Come al solito in Italia la vittoria ha cento padri, la sconfitta è sempre orfana. Ancora una volta per una delle peggiori figuracce della storia del calcio italiano (continuiamo a scavare il fondo) non pagherà nessuno. Non il ct Luciano Spalletti, che rimane al suo posto in panchina nonostante una gestione scriteriata e confusionaria della rosa. Figuriamoci il presidente federale Gabriele Gravina, sempre in prima fila quando si tratta di festeggiare e prendersi i meriti, mai le colpe del fallimento. Quale fosse l’andazzo si era già intuito nell’immediato dopo partita contro la Svizzera. I due l’hanno confermato in una conferenza stampa imbarazzante, in cui hanno fatto finta di metterci la faccia, per lanciare in realtà pizzini a destra e a manca e salvarsi la poltrona. Per chiunque avesse avuto un minimo di dignità, dopo una figuraccia del genere bastava una parola: “Dimissioni”. In quindici minuti di monologo, Gravina non ha avuto il coraggio nemmeno di nominarla, girandoci attorno con sinonimi di ogni tipo per esorcizzarla, e far capire che non ha la benché minima intenzione di farsi da parte.

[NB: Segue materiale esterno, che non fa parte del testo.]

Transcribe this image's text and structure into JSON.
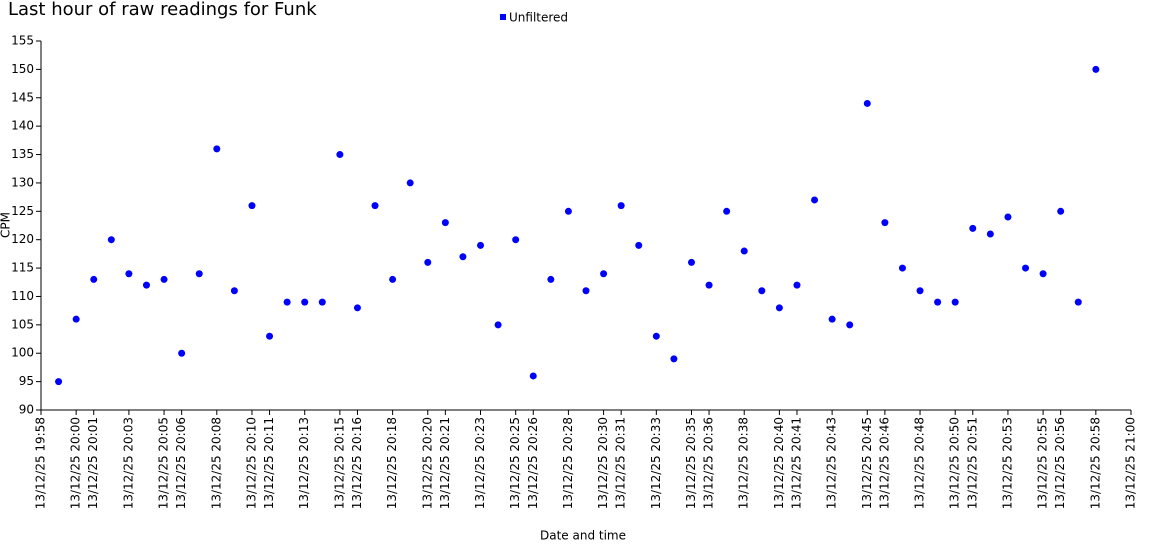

Anzi, il “senso di responsabilità” gli impone di rimanere al suo posto. Quasi dovremmo ringraziarlo. Soltanto a domanda specifica, ha chiarito che “non esiste nell’ambito di una governance federale che qualcuno possa pretendere le dimissioni e governare dall’esterno il nostro mondo”, evocando il solito complotto. Il riferimento è alle presunte manovre di Lotito, la sua ossessione, e di altri ambienti politici a lui ostili. Salvo poi affrettarsi a ribadire che il suo rapporto col governo è ottimo, quando invece, dalla Commissione sui controlli ai club al recente emendamento pro Serie A rivelato dal Fatto, è del tutto evidente che anche la politica ha scaricato il presidente federale. Pretendere le sue dimissioni oggi, però, non sarebbe un’ingerenza, solo decenza.

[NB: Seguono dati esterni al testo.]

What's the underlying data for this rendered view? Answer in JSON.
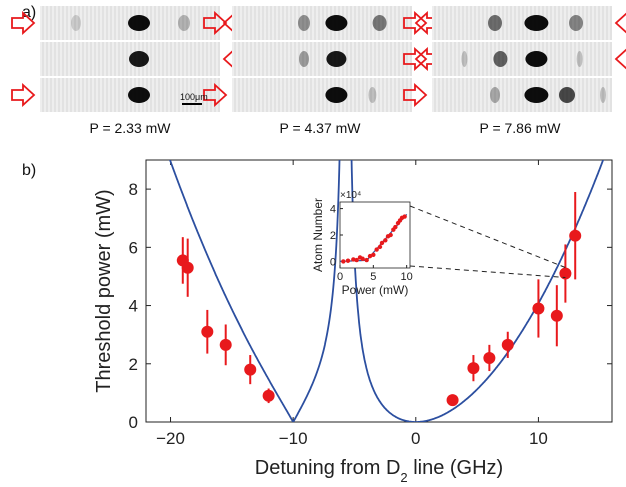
{
  "panel_a": {
    "label": "a)",
    "scale_bar_label": "100μm",
    "columns": [
      {
        "power_label": "P = 2.33 mW"
      },
      {
        "power_label": "P = 4.37 mW"
      },
      {
        "power_label": "P = 7.86 mW"
      }
    ]
  },
  "panel_b": {
    "label": "b)"
  },
  "chart_data": [
    {
      "type": "scatter",
      "xlabel": "Detuning from D2 line (GHz)",
      "ylabel": "Threshold power (mW)",
      "xlim": [
        -22,
        16
      ],
      "ylim": [
        0,
        9
      ],
      "xticks": [
        -20,
        -10,
        0,
        10
      ],
      "yticks": [
        0,
        2,
        4,
        6,
        8
      ],
      "series": [
        {
          "style": "points with error bars",
          "color": "#e8191c",
          "x": [
            -19,
            -18.6,
            -17,
            -15.5,
            -13.5,
            -12,
            3,
            4.7,
            6,
            7.5,
            10,
            11.5,
            12.2,
            13
          ],
          "y": [
            5.55,
            5.3,
            3.1,
            2.65,
            1.8,
            0.9,
            0.75,
            1.85,
            2.2,
            2.65,
            3.9,
            3.65,
            5.1,
            6.4
          ],
          "err": [
            0.8,
            1.0,
            0.75,
            0.7,
            0.5,
            0.25,
            0.15,
            0.45,
            0.45,
            0.45,
            1.0,
            1.05,
            1.0,
            1.5
          ]
        },
        {
          "style": "line",
          "color": "#2c4fa0"
        }
      ],
      "grid": false
    },
    {
      "type": "scatter",
      "xlabel": "Power (mW)",
      "ylabel": "Atom Number",
      "y_multiplier_label": "×10⁴",
      "xlim": [
        0,
        10.5
      ],
      "ylim": [
        -0.5,
        4.5
      ],
      "xticks": [
        0,
        5,
        10
      ],
      "yticks": [
        0,
        2,
        4
      ],
      "series": [
        {
          "style": "points",
          "color": "#e8191c",
          "x": [
            0.5,
            1.2,
            2.0,
            2.5,
            3.0,
            3.4,
            4.0,
            4.5,
            5.0,
            5.5,
            6.0,
            6.3,
            6.8,
            7.2,
            7.6,
            8.0,
            8.3,
            8.7,
            9.0,
            9.3,
            9.7
          ],
          "y": [
            0.0,
            0.05,
            0.15,
            0.1,
            0.3,
            0.2,
            0.1,
            0.4,
            0.5,
            0.9,
            1.1,
            1.4,
            1.6,
            1.9,
            2.0,
            2.4,
            2.6,
            2.9,
            3.1,
            3.3,
            3.4
          ]
        },
        {
          "style": "line",
          "color": "#2c4fa0"
        }
      ]
    }
  ]
}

In compenso Gravina ha parlato a ruota libera di tutto fuorché delle sue concrete responsabilità. Ha ricordato i successi di “Casa Azzurri”, autentico marchettificio dove lui ospitava i ministri Tajani e Lollobrigida, mentre la nazionale sul campo rimediava figuracce. Se l’è presa con le Leghe che riducono lo spazio per le nazionali, con i patron della Serie A che vogliono tesserare gli extracomunitari, con un sistema che toglie spazio ai nostri giovani e non gli permette di attivare “meccanismi di valorizzazione del talento”, qualsiasi cosa ciò voglia dire.

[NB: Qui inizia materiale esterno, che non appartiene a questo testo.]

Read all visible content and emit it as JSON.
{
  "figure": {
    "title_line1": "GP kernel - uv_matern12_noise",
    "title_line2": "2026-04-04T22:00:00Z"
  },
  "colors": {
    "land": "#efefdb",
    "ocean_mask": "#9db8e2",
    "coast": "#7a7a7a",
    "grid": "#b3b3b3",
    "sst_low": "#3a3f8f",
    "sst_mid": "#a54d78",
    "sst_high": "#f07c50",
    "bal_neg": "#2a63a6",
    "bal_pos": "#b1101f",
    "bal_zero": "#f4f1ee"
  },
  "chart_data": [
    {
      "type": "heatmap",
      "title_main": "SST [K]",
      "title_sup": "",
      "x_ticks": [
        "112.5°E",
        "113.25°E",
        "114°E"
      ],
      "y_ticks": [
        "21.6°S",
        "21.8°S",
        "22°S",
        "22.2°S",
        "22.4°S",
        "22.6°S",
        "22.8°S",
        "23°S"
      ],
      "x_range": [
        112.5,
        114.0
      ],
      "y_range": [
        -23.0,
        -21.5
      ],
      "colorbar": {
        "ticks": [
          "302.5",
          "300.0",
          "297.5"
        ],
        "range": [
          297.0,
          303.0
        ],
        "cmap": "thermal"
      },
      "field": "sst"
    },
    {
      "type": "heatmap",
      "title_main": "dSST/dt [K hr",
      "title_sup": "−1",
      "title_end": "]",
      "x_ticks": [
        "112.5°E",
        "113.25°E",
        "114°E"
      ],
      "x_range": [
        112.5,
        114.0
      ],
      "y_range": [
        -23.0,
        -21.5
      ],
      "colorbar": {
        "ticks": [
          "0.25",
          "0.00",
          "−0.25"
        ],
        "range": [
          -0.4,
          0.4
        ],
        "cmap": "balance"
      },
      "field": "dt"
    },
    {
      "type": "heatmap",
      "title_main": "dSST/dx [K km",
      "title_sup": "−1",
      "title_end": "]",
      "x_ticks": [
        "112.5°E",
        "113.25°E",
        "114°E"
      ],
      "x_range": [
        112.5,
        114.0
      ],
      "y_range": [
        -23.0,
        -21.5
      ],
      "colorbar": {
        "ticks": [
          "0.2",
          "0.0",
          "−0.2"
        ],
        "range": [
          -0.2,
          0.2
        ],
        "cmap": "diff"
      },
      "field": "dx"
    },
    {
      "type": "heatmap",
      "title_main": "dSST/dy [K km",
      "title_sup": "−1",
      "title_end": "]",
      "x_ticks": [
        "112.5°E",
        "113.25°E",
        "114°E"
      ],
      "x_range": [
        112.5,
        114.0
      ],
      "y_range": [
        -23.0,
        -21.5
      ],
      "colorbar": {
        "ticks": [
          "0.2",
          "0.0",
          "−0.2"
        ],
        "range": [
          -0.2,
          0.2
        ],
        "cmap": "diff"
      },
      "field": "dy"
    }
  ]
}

Quello che invece non ha detto Gravina, è che si ritrova in carica dal 2018 e in questi sei anni ha fatto tanto per se stesso (il posto da vicepresidente Uefa, lo stipendio, una fitta rete di relazioni personali e politiche), poco e niente per il calcio italiano. Della riforma dei campionati neanche l’ombra. Di innovazioni concrete nemmeno. Anche la gestione della nazionale è stata sbagliata, perché il disastro di Spalletti viene da lontano, dal mancato esonero di Mancini e dalla sua fuga in Arabia la scorsa estate, che ha costretto a cambiare ct in corsa ed arrivare agli Europei completamente impreparati. Su tutto questo, neanche una parola. E anche se fosse vero in minima parte ciò che lui sostiene – cioè che il presidente federale non ha reali poteri per incidere sulle questioni tecniche e quindi non va giudicato dai risultati della nazionale – rimane un fatto: non si è mai visto un capo di un movimento (qualsiasi esso sia) che sopravvive non a uno, ma a due fallimenti epocali come questi. Ma di questo ai potenti del pallone non importa. È lo stesso film già visto dopo la mancata qualificazione ai Mondiali contro la Macedonia del Nord. Il finale è ancora più patetico.